La Cour d’appel a toutefois renversé cette décision de la Cour supérieure. Pour les juges Dalphond et Savard, le jugement de la Cour supérieure doit être réformé principalement pour des questions relatives à la gestion de l’instance devant la Cour supérieure. Par contre, l’honorable Juge Lévesque, tout en étant d’accord avec ses deux collègues quant aux accros procéduraux, voit la nécessité d’aller plus loin et de se prononcer sur la question de l’enclave.
Entre autres, le Juge Lévesque de la Cour d’appel revient sur la décision de l’honorable Juge Baudoin dans Withtworth c.
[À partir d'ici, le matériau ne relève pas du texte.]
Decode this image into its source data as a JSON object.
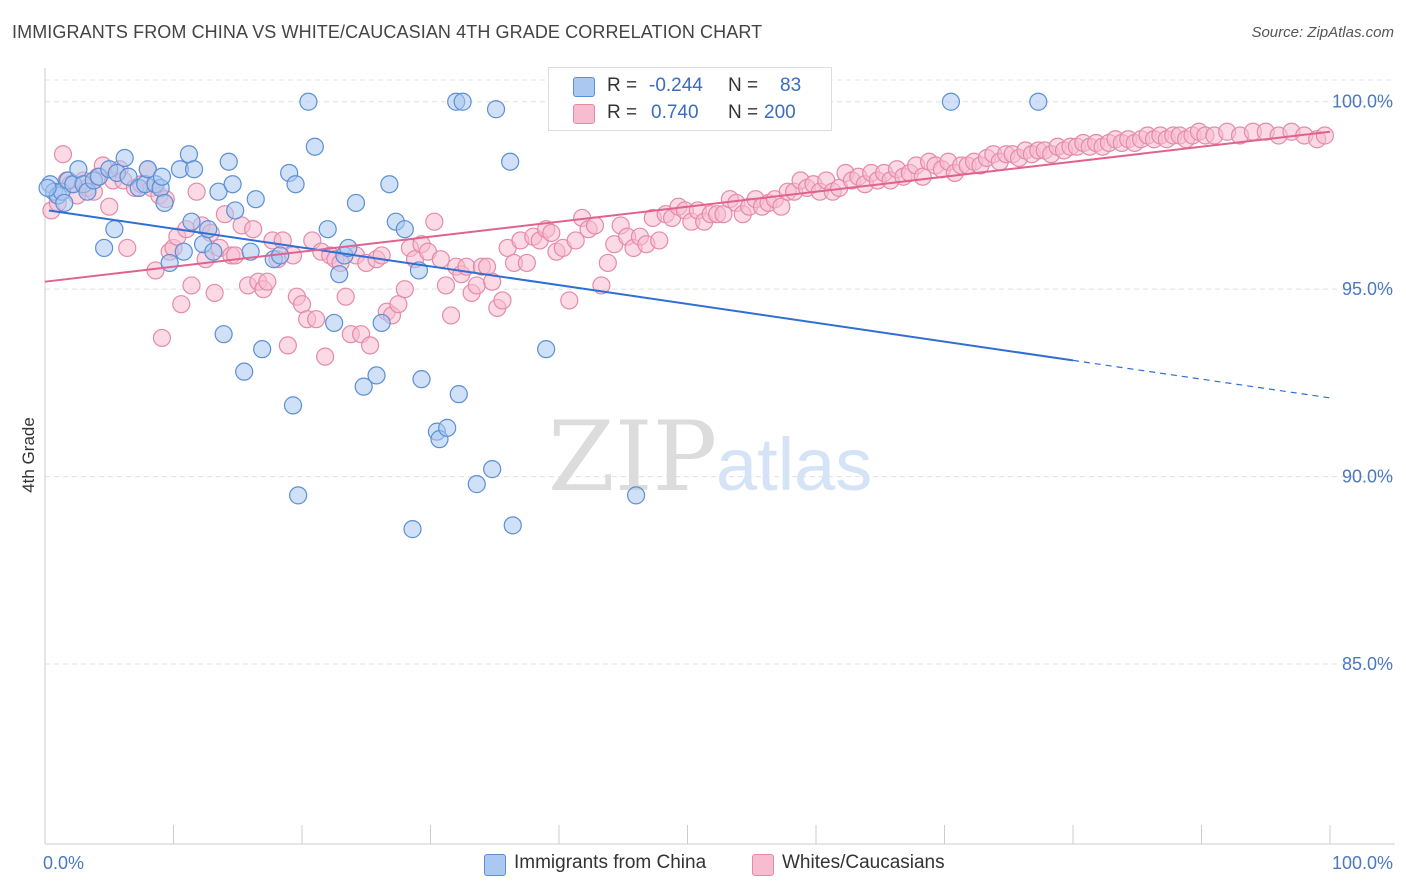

Martin où celui-ci avait écrit : « qu’à l’époque moderne, il m’apparaît difficile de prétendre que l’intimé ne peut avoir accès à sa propriété qu’à pied et non en voiture ». Dans l’affaire Withworth, la propriété concernée était également située en bordure d’un lac et l’extrait précité du Juge Baudoin a souvent été invoqué pour requérir un désenclavement au sens de l’article 997 C.c.Q. Aussi, tant les demandeurs que le juge de première y avaient vu une indication à l’effet qu’à « l’époque moderne » un accès par bateau était un accès insuffisant au sens de l’article 997 C.c.Q.
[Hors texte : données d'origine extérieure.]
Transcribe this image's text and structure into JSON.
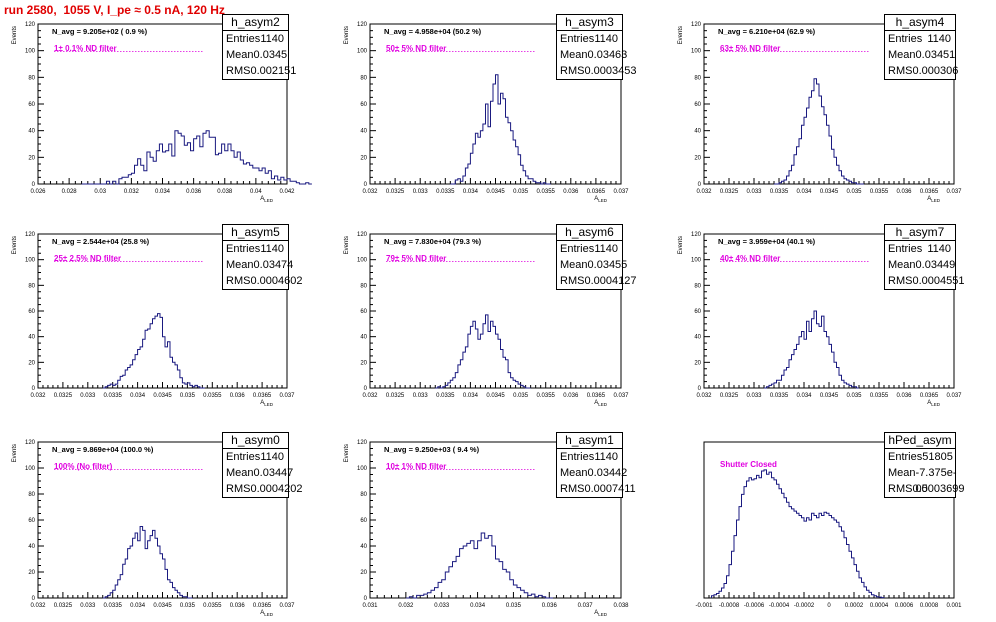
{
  "page": {
    "title": "run 2580,  1055 V, I_pe ≈ 0.5 nA, 120 Hz"
  },
  "colors": {
    "histogram": "#1a1a80",
    "filter_label": "#e000e0",
    "title": "#e00000"
  },
  "chart_data": [
    {
      "type": "bar",
      "name": "h_asym2",
      "navg_label": "N_avg = 9.205e+02 ( 0.9 %)",
      "filter_label": "1± 0.1% ND filter",
      "stats": [
        {
          "k": "Entries",
          "v": "1140"
        },
        {
          "k": "Mean",
          "v": "0.0345"
        },
        {
          "k": "RMS",
          "v": "0.002151"
        }
      ],
      "xlabel": "A_LED",
      "ylabel": "Events",
      "xlim": [
        0.026,
        0.042
      ],
      "ylim": [
        0,
        120
      ],
      "xticks": [
        "0.026",
        "0.028",
        "0.03",
        "0.032",
        "0.034",
        "0.036",
        "0.038",
        "0.04",
        "0.042"
      ],
      "yticks": [
        "0",
        "20",
        "40",
        "60",
        "80",
        "100",
        "120"
      ],
      "bin_width": 0.0002,
      "bin_start": 0.0288,
      "values": [
        0,
        0,
        0,
        0,
        0,
        0,
        0,
        0,
        2,
        0,
        2,
        0,
        4,
        5,
        5,
        7,
        8,
        14,
        19,
        14,
        10,
        24,
        20,
        17,
        25,
        30,
        24,
        25,
        30,
        21,
        40,
        38,
        36,
        29,
        31,
        25,
        34,
        36,
        28,
        38,
        40,
        35,
        35,
        22,
        23,
        30,
        25,
        30,
        25,
        20,
        24,
        18,
        15,
        16,
        14,
        12,
        12,
        10,
        12,
        8,
        10,
        4,
        6,
        3,
        5,
        3,
        4,
        2,
        2,
        1,
        0,
        0,
        1,
        0
      ]
    },
    {
      "type": "bar",
      "name": "h_asym3",
      "navg_label": "N_avg = 4.958e+04 (50.2 %)",
      "filter_label": "50± 5% ND filter",
      "stats": [
        {
          "k": "Entries",
          "v": "1140"
        },
        {
          "k": "Mean",
          "v": "0.03463"
        },
        {
          "k": "RMS",
          "v": "0.0003453"
        }
      ],
      "xlabel": "A_LED",
      "ylabel": "Events",
      "xlim": [
        0.032,
        0.037
      ],
      "ylim": [
        0,
        120
      ],
      "xticks": [
        "0.032",
        "0.0325",
        "0.033",
        "0.0335",
        "0.034",
        "0.0345",
        "0.035",
        "0.0355",
        "0.036",
        "0.0365",
        "0.037"
      ],
      "yticks": [
        "0",
        "20",
        "40",
        "60",
        "80",
        "100",
        "120"
      ],
      "bin_width": 5e-05,
      "bin_start": 0.0336,
      "values": [
        0,
        0,
        3,
        4,
        2,
        6,
        12,
        15,
        23,
        30,
        38,
        35,
        40,
        45,
        60,
        43,
        62,
        75,
        82,
        60,
        68,
        64,
        50,
        46,
        40,
        33,
        28,
        22,
        14,
        10,
        6,
        4,
        4,
        2,
        1,
        1,
        0,
        1,
        0,
        0
      ]
    },
    {
      "type": "bar",
      "name": "h_asym4",
      "navg_label": "N_avg = 6.210e+04 (62.9 %)",
      "filter_label": "63± 5% ND filter",
      "stats": [
        {
          "k": "Entries",
          "v": "1140"
        },
        {
          "k": "Mean",
          "v": "0.03451"
        },
        {
          "k": "RMS",
          "v": "0.000306"
        }
      ],
      "xlabel": "A_LED",
      "ylabel": "Events",
      "xlim": [
        0.032,
        0.037
      ],
      "ylim": [
        0,
        120
      ],
      "xticks": [
        "0.032",
        "0.0325",
        "0.033",
        "0.0335",
        "0.034",
        "0.0345",
        "0.035",
        "0.0355",
        "0.036",
        "0.0365",
        "0.037"
      ],
      "yticks": [
        "0",
        "20",
        "40",
        "60",
        "80",
        "100",
        "120"
      ],
      "bin_width": 5e-05,
      "bin_start": 0.0334,
      "values": [
        0,
        0,
        1,
        2,
        3,
        6,
        10,
        14,
        22,
        28,
        34,
        44,
        50,
        57,
        65,
        70,
        79,
        75,
        66,
        58,
        52,
        44,
        36,
        26,
        20,
        14,
        10,
        6,
        4,
        3,
        2,
        1,
        1,
        0,
        0,
        0
      ]
    },
    {
      "type": "bar",
      "name": "h_asym5",
      "navg_label": "N_avg = 2.544e+04 (25.8 %)",
      "filter_label": "25± 2.5% ND filter",
      "stats": [
        {
          "k": "Entries",
          "v": "1140"
        },
        {
          "k": "Mean",
          "v": "0.03474"
        },
        {
          "k": "RMS",
          "v": "0.0004602"
        }
      ],
      "xlabel": "A_LED",
      "ylabel": "Events",
      "xlim": [
        0.032,
        0.037
      ],
      "ylim": [
        0,
        120
      ],
      "xticks": [
        "0.032",
        "0.0325",
        "0.033",
        "0.0335",
        "0.034",
        "0.0345",
        "0.035",
        "0.0355",
        "0.036",
        "0.0365",
        "0.037"
      ],
      "yticks": [
        "0",
        "20",
        "40",
        "60",
        "80",
        "100",
        "120"
      ],
      "bin_width": 5e-05,
      "bin_start": 0.0333,
      "values": [
        0,
        1,
        2,
        3,
        2,
        3,
        6,
        9,
        10,
        14,
        16,
        18,
        22,
        26,
        30,
        32,
        38,
        45,
        46,
        50,
        54,
        56,
        58,
        55,
        40,
        32,
        36,
        24,
        20,
        18,
        14,
        8,
        4,
        3,
        4,
        2,
        1,
        2,
        1,
        0,
        0
      ]
    },
    {
      "type": "bar",
      "name": "h_asym6",
      "navg_label": "N_avg = 7.830e+04 (79.3 %)",
      "filter_label": "79± 5% ND filter",
      "stats": [
        {
          "k": "Entries",
          "v": "1140"
        },
        {
          "k": "Mean",
          "v": "0.03455"
        },
        {
          "k": "RMS",
          "v": "0.0004127"
        }
      ],
      "xlabel": "A_LED",
      "ylabel": "Events",
      "xlim": [
        0.032,
        0.037
      ],
      "ylim": [
        0,
        120
      ],
      "xticks": [
        "0.032",
        "0.0325",
        "0.033",
        "0.0335",
        "0.034",
        "0.0345",
        "0.035",
        "0.0355",
        "0.036",
        "0.0365",
        "0.037"
      ],
      "yticks": [
        "0",
        "20",
        "40",
        "60",
        "80",
        "100",
        "120"
      ],
      "bin_width": 5e-05,
      "bin_start": 0.0333,
      "values": [
        0,
        1,
        0,
        1,
        2,
        4,
        6,
        8,
        12,
        18,
        22,
        28,
        32,
        42,
        48,
        52,
        46,
        38,
        42,
        50,
        57,
        44,
        52,
        48,
        42,
        38,
        30,
        24,
        22,
        12,
        8,
        6,
        5,
        3,
        2,
        1,
        0,
        0
      ]
    },
    {
      "type": "bar",
      "name": "h_asym7",
      "navg_label": "N_avg = 3.959e+04 (40.1 %)",
      "filter_label": "40± 4% ND filter",
      "stats": [
        {
          "k": "Entries",
          "v": "1140"
        },
        {
          "k": "Mean",
          "v": "0.03449"
        },
        {
          "k": "RMS",
          "v": "0.0004551"
        }
      ],
      "xlabel": "A_LED",
      "ylabel": "Events",
      "xlim": [
        0.032,
        0.037
      ],
      "ylim": [
        0,
        120
      ],
      "xticks": [
        "0.032",
        "0.0325",
        "0.033",
        "0.0335",
        "0.034",
        "0.0345",
        "0.035",
        "0.0355",
        "0.036",
        "0.0365",
        "0.037"
      ],
      "yticks": [
        "0",
        "20",
        "40",
        "60",
        "80",
        "100",
        "120"
      ],
      "bin_width": 5e-05,
      "bin_start": 0.0332,
      "values": [
        0,
        1,
        2,
        3,
        4,
        6,
        6,
        10,
        14,
        16,
        22,
        26,
        30,
        34,
        40,
        44,
        38,
        52,
        44,
        54,
        60,
        50,
        48,
        56,
        44,
        40,
        34,
        28,
        20,
        16,
        10,
        6,
        4,
        3,
        2,
        1,
        1,
        0
      ]
    },
    {
      "type": "bar",
      "name": "h_asym0",
      "navg_label": "N_avg = 9.869e+04 (100.0 %)",
      "filter_label": "100% (No filter)",
      "stats": [
        {
          "k": "Entries",
          "v": "1140"
        },
        {
          "k": "Mean",
          "v": "0.03447"
        },
        {
          "k": "RMS",
          "v": "0.0004202"
        }
      ],
      "xlabel": "A_LED",
      "ylabel": "Events",
      "xlim": [
        0.032,
        0.037
      ],
      "ylim": [
        0,
        120
      ],
      "xticks": [
        "0.032",
        "0.0325",
        "0.033",
        "0.0335",
        "0.034",
        "0.0345",
        "0.035",
        "0.0355",
        "0.036",
        "0.0365",
        "0.037"
      ],
      "yticks": [
        "0",
        "20",
        "40",
        "60",
        "80",
        "100",
        "120"
      ],
      "bin_width": 5e-05,
      "bin_start": 0.0333,
      "values": [
        0,
        1,
        2,
        4,
        6,
        10,
        14,
        18,
        26,
        30,
        38,
        40,
        46,
        50,
        44,
        55,
        52,
        38,
        44,
        48,
        52,
        46,
        40,
        34,
        30,
        22,
        14,
        12,
        8,
        6,
        4,
        2,
        1,
        1,
        0,
        0
      ]
    },
    {
      "type": "bar",
      "name": "h_asym1",
      "navg_label": "N_avg = 9.250e+03 ( 9.4 %)",
      "filter_label": "10± 1% ND filter",
      "stats": [
        {
          "k": "Entries",
          "v": "1140"
        },
        {
          "k": "Mean",
          "v": "0.03442"
        },
        {
          "k": "RMS",
          "v": "0.0007411"
        }
      ],
      "xlabel": "A_LED",
      "ylabel": "Events",
      "xlim": [
        0.031,
        0.038
      ],
      "ylim": [
        0,
        120
      ],
      "xticks": [
        "0.031",
        "0.032",
        "0.033",
        "0.034",
        "0.035",
        "0.036",
        "0.037",
        "0.038"
      ],
      "yticks": [
        "0",
        "20",
        "40",
        "60",
        "80",
        "100",
        "120"
      ],
      "bin_width": 0.0001,
      "bin_start": 0.032,
      "values": [
        0,
        1,
        0,
        2,
        2,
        3,
        4,
        6,
        8,
        12,
        14,
        20,
        24,
        28,
        32,
        38,
        40,
        42,
        44,
        38,
        44,
        50,
        46,
        48,
        40,
        30,
        28,
        22,
        20,
        14,
        10,
        8,
        6,
        4,
        2,
        3,
        1,
        2,
        1,
        0,
        0
      ]
    },
    {
      "type": "bar",
      "name": "hPed_asym",
      "navg_label": "",
      "filter_label": "Shutter Closed",
      "stats": [
        {
          "k": "Entries",
          "v": "51805"
        },
        {
          "k": "Mean",
          "v": "-7.375e-05"
        },
        {
          "k": "RMS",
          "v": "0.0003699"
        }
      ],
      "xlabel": "",
      "ylabel": "",
      "xlim": [
        -0.001,
        0.001
      ],
      "ylim": [
        0,
        1400
      ],
      "xticks": [
        "-0.001",
        "-0.0008",
        "-0.0006",
        "-0.0004",
        "-0.0002",
        "0",
        "0.0002",
        "0.0004",
        "0.0006",
        "0.0008",
        "0.001"
      ],
      "yticks": [],
      "bin_width": 2e-05,
      "bin_start": -0.00094,
      "values": [
        20,
        30,
        40,
        60,
        90,
        130,
        200,
        300,
        420,
        560,
        700,
        820,
        930,
        1000,
        1050,
        1080,
        1060,
        1070,
        1100,
        1080,
        1140,
        1150,
        1110,
        1130,
        1080,
        1060,
        1020,
        980,
        940,
        900,
        860,
        820,
        800,
        780,
        760,
        740,
        720,
        690,
        720,
        700,
        760,
        740,
        720,
        760,
        740,
        770,
        760,
        740,
        720,
        700,
        680,
        640,
        600,
        540,
        480,
        420,
        360,
        300,
        240,
        180,
        140,
        100,
        70,
        50,
        30,
        20,
        12,
        8,
        4
      ]
    }
  ]
}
Le Juge Lévesque de la Cour d’appel fait une analyse poussée de cette disposition du Code civil du Québec et après avoir analysé de nombreux texte de doctrine, il retient que ce sont les notions d’utilisation et d’exploitation d’un terrain qui sont fondamentales pour déterminer si les circonstances donnent ouverture à un désenclavement au sens de l’article 997 C.c.Q. Selon le juge de la Cour d’appel, la Cour supérieure aurait dû tenir compte de divers facteurs relatifs à l’exploitation des terrains des intimés et conclure que ceux-ci n’étaient pas enclavés dans les circonstances. Le juge rappelle que depuis sa création en 1915, la Municipalité de Lac-Tremblant-Nord s’est peu développée et que sa vocation de villégiature occupe toujours une place importante dans sa réglementation. Cette réglementation municipale favorise une villégiature de très faible densité et prône la préservation du milieu naturel en autorisant un déboisement minimal des terrains.
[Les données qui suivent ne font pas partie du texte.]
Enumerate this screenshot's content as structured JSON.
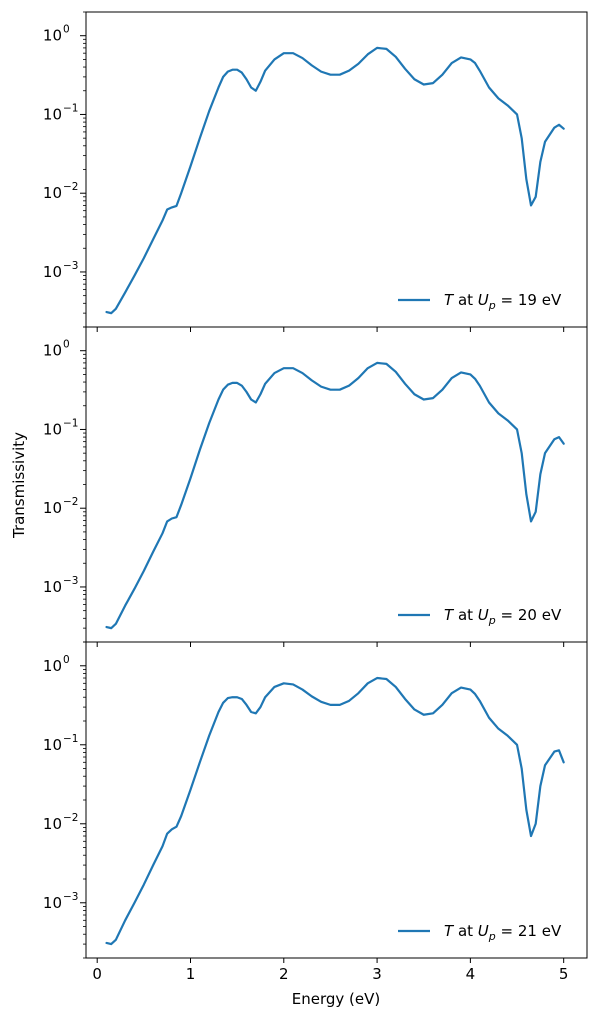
{
  "figure": {
    "shared_xlabel": "Energy (eV)",
    "shared_ylabel": "Transmissivity"
  },
  "chart_data": [
    {
      "type": "line",
      "yscale": "log",
      "xlim": [
        -0.12,
        5.25
      ],
      "ylim": [
        0.0002,
        2.0
      ],
      "xticks": [
        0,
        1,
        2,
        3,
        4,
        5
      ],
      "xticklabels": [
        "",
        "",
        "",
        "",
        "",
        ""
      ],
      "yticks": [
        0.001,
        0.01,
        0.1,
        1
      ],
      "yticklabel_mantissas": [
        "10",
        "10",
        "10",
        "10"
      ],
      "yticklabel_exponents": [
        "−3",
        "−2",
        "−1",
        "0"
      ],
      "legend": {
        "placement": "lower-right",
        "symbol": "T",
        "mid": " at ",
        "sub_symbol": "U",
        "sub": "p",
        "value": " = 19 eV"
      },
      "series": [
        {
          "color": "#1f77b4",
          "x": [
            0.1,
            0.15,
            0.2,
            0.3,
            0.4,
            0.5,
            0.6,
            0.7,
            0.75,
            0.8,
            0.85,
            0.9,
            1.0,
            1.1,
            1.2,
            1.3,
            1.35,
            1.4,
            1.45,
            1.5,
            1.55,
            1.6,
            1.65,
            1.7,
            1.75,
            1.8,
            1.9,
            2.0,
            2.1,
            2.2,
            2.3,
            2.4,
            2.5,
            2.6,
            2.7,
            2.8,
            2.9,
            3.0,
            3.1,
            3.2,
            3.3,
            3.4,
            3.5,
            3.6,
            3.7,
            3.8,
            3.9,
            4.0,
            4.05,
            4.1,
            4.2,
            4.3,
            4.4,
            4.5,
            4.55,
            4.6,
            4.65,
            4.7,
            4.75,
            4.8,
            4.9,
            4.95,
            5.0
          ],
          "y": [
            0.00031,
            0.0003,
            0.00034,
            0.00055,
            0.0009,
            0.0015,
            0.0026,
            0.0045,
            0.0062,
            0.0066,
            0.0069,
            0.01,
            0.022,
            0.05,
            0.11,
            0.22,
            0.3,
            0.35,
            0.37,
            0.37,
            0.34,
            0.28,
            0.22,
            0.2,
            0.26,
            0.36,
            0.5,
            0.6,
            0.6,
            0.52,
            0.42,
            0.35,
            0.32,
            0.32,
            0.36,
            0.44,
            0.58,
            0.7,
            0.68,
            0.54,
            0.38,
            0.28,
            0.24,
            0.25,
            0.32,
            0.45,
            0.53,
            0.5,
            0.45,
            0.36,
            0.22,
            0.16,
            0.13,
            0.1,
            0.05,
            0.015,
            0.007,
            0.009,
            0.025,
            0.045,
            0.068,
            0.074,
            0.066
          ]
        }
      ]
    },
    {
      "type": "line",
      "yscale": "log",
      "xlim": [
        -0.12,
        5.25
      ],
      "ylim": [
        0.0002,
        2.0
      ],
      "xticks": [
        0,
        1,
        2,
        3,
        4,
        5
      ],
      "xticklabels": [
        "",
        "",
        "",
        "",
        "",
        ""
      ],
      "yticks": [
        0.001,
        0.01,
        0.1,
        1
      ],
      "yticklabel_mantissas": [
        "10",
        "10",
        "10",
        "10"
      ],
      "yticklabel_exponents": [
        "−3",
        "−2",
        "−1",
        "0"
      ],
      "legend": {
        "placement": "lower-right",
        "symbol": "T",
        "mid": " at ",
        "sub_symbol": "U",
        "sub": "p",
        "value": " = 20 eV"
      },
      "series": [
        {
          "color": "#1f77b4",
          "x": [
            0.1,
            0.15,
            0.2,
            0.3,
            0.4,
            0.5,
            0.6,
            0.7,
            0.75,
            0.8,
            0.85,
            0.9,
            1.0,
            1.1,
            1.2,
            1.3,
            1.35,
            1.4,
            1.45,
            1.5,
            1.55,
            1.6,
            1.65,
            1.7,
            1.75,
            1.8,
            1.9,
            2.0,
            2.1,
            2.2,
            2.3,
            2.4,
            2.5,
            2.6,
            2.7,
            2.8,
            2.9,
            3.0,
            3.1,
            3.2,
            3.3,
            3.4,
            3.5,
            3.6,
            3.7,
            3.8,
            3.9,
            4.0,
            4.05,
            4.1,
            4.2,
            4.3,
            4.4,
            4.5,
            4.55,
            4.6,
            4.65,
            4.7,
            4.75,
            4.8,
            4.9,
            4.95,
            5.0
          ],
          "y": [
            0.00031,
            0.0003,
            0.00034,
            0.00058,
            0.00095,
            0.0016,
            0.0028,
            0.0048,
            0.0068,
            0.0074,
            0.0077,
            0.011,
            0.024,
            0.055,
            0.12,
            0.24,
            0.32,
            0.37,
            0.39,
            0.39,
            0.36,
            0.3,
            0.24,
            0.22,
            0.28,
            0.38,
            0.52,
            0.6,
            0.6,
            0.52,
            0.42,
            0.35,
            0.32,
            0.32,
            0.36,
            0.45,
            0.6,
            0.7,
            0.68,
            0.54,
            0.38,
            0.28,
            0.24,
            0.25,
            0.32,
            0.45,
            0.53,
            0.5,
            0.44,
            0.36,
            0.22,
            0.16,
            0.13,
            0.1,
            0.05,
            0.015,
            0.0068,
            0.009,
            0.027,
            0.05,
            0.075,
            0.08,
            0.066
          ]
        }
      ]
    },
    {
      "type": "line",
      "yscale": "log",
      "xlim": [
        -0.12,
        5.25
      ],
      "ylim": [
        0.0002,
        2.0
      ],
      "xticks": [
        0,
        1,
        2,
        3,
        4,
        5
      ],
      "xticklabels": [
        "0",
        "1",
        "2",
        "3",
        "4",
        "5"
      ],
      "yticks": [
        0.001,
        0.01,
        0.1,
        1
      ],
      "yticklabel_mantissas": [
        "10",
        "10",
        "10",
        "10"
      ],
      "yticklabel_exponents": [
        "−3",
        "−2",
        "−1",
        "0"
      ],
      "legend": {
        "placement": "lower-right",
        "symbol": "T",
        "mid": " at ",
        "sub_symbol": "U",
        "sub": "p",
        "value": " = 21 eV"
      },
      "series": [
        {
          "color": "#1f77b4",
          "x": [
            0.1,
            0.15,
            0.2,
            0.3,
            0.4,
            0.5,
            0.6,
            0.7,
            0.75,
            0.8,
            0.85,
            0.9,
            1.0,
            1.1,
            1.2,
            1.3,
            1.35,
            1.4,
            1.45,
            1.5,
            1.55,
            1.6,
            1.65,
            1.7,
            1.75,
            1.8,
            1.9,
            2.0,
            2.1,
            2.2,
            2.3,
            2.4,
            2.5,
            2.6,
            2.7,
            2.8,
            2.9,
            3.0,
            3.1,
            3.2,
            3.3,
            3.4,
            3.5,
            3.6,
            3.7,
            3.8,
            3.9,
            4.0,
            4.05,
            4.1,
            4.2,
            4.3,
            4.4,
            4.5,
            4.55,
            4.6,
            4.65,
            4.7,
            4.75,
            4.8,
            4.9,
            4.95,
            5.0
          ],
          "y": [
            0.00031,
            0.0003,
            0.00034,
            0.0006,
            0.001,
            0.0017,
            0.003,
            0.0052,
            0.0075,
            0.0085,
            0.0092,
            0.0125,
            0.027,
            0.06,
            0.13,
            0.26,
            0.34,
            0.39,
            0.4,
            0.4,
            0.38,
            0.32,
            0.26,
            0.25,
            0.3,
            0.4,
            0.54,
            0.6,
            0.58,
            0.5,
            0.41,
            0.35,
            0.32,
            0.32,
            0.36,
            0.45,
            0.6,
            0.7,
            0.68,
            0.54,
            0.38,
            0.28,
            0.24,
            0.25,
            0.32,
            0.45,
            0.53,
            0.5,
            0.44,
            0.36,
            0.22,
            0.16,
            0.13,
            0.1,
            0.05,
            0.015,
            0.007,
            0.01,
            0.03,
            0.055,
            0.082,
            0.085,
            0.06
          ]
        }
      ]
    }
  ]
}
Ainsi, malgré les difficultés occasionnelles rencontrées par les intimés qui ne peuvent avoir accès à leur propriété pendant les périodes de gel et de dégel du lac, il n’y a tout de même pas lieu de conclure à une situation d’enclave.
Cette décision de la Cour d’appel, très intéressante pour les pouvoirs municipaux, vient confirmer indirectement que la réglementation municipale a généralement préséance sur les dispositions du Code civil du Québec. Aussi, il était important que la Cour d’appel renverse la décision de la Cour supérieure puisqu’à l’instar de l’utilisation qui a été faite de la décision de la Cour d’appel dans l’affaire Withworth, certains propriétaires et promoteurs auraient pu vouloir s’inspirer du jugement de la Cour supérieure pour réclamer un droit au désenclavement et partant, un droit quasi fondamental au développement de leur propriété. Avec cette décision, nous pouvons conclure que le principe de la discrétion municipale en matière d’ouverture de chemins et de routes, a réussi à repousser un nouvel assaut ou une brèche qu’on tentait d’y apporter cette fois-ci par le biais de la notion d’enclave.
Comme un seul des trois juges s’est prononcé au fond sur la notion d’enclave, restera à savoir comment la jurisprudence traitera dorénavant ce précédent lorsque d’autres tenteront de se prémunir de l’article 997 C.c.Q. afin d’obtenir un droit de passage et l’aménagement d’une route sur des terrains voisins!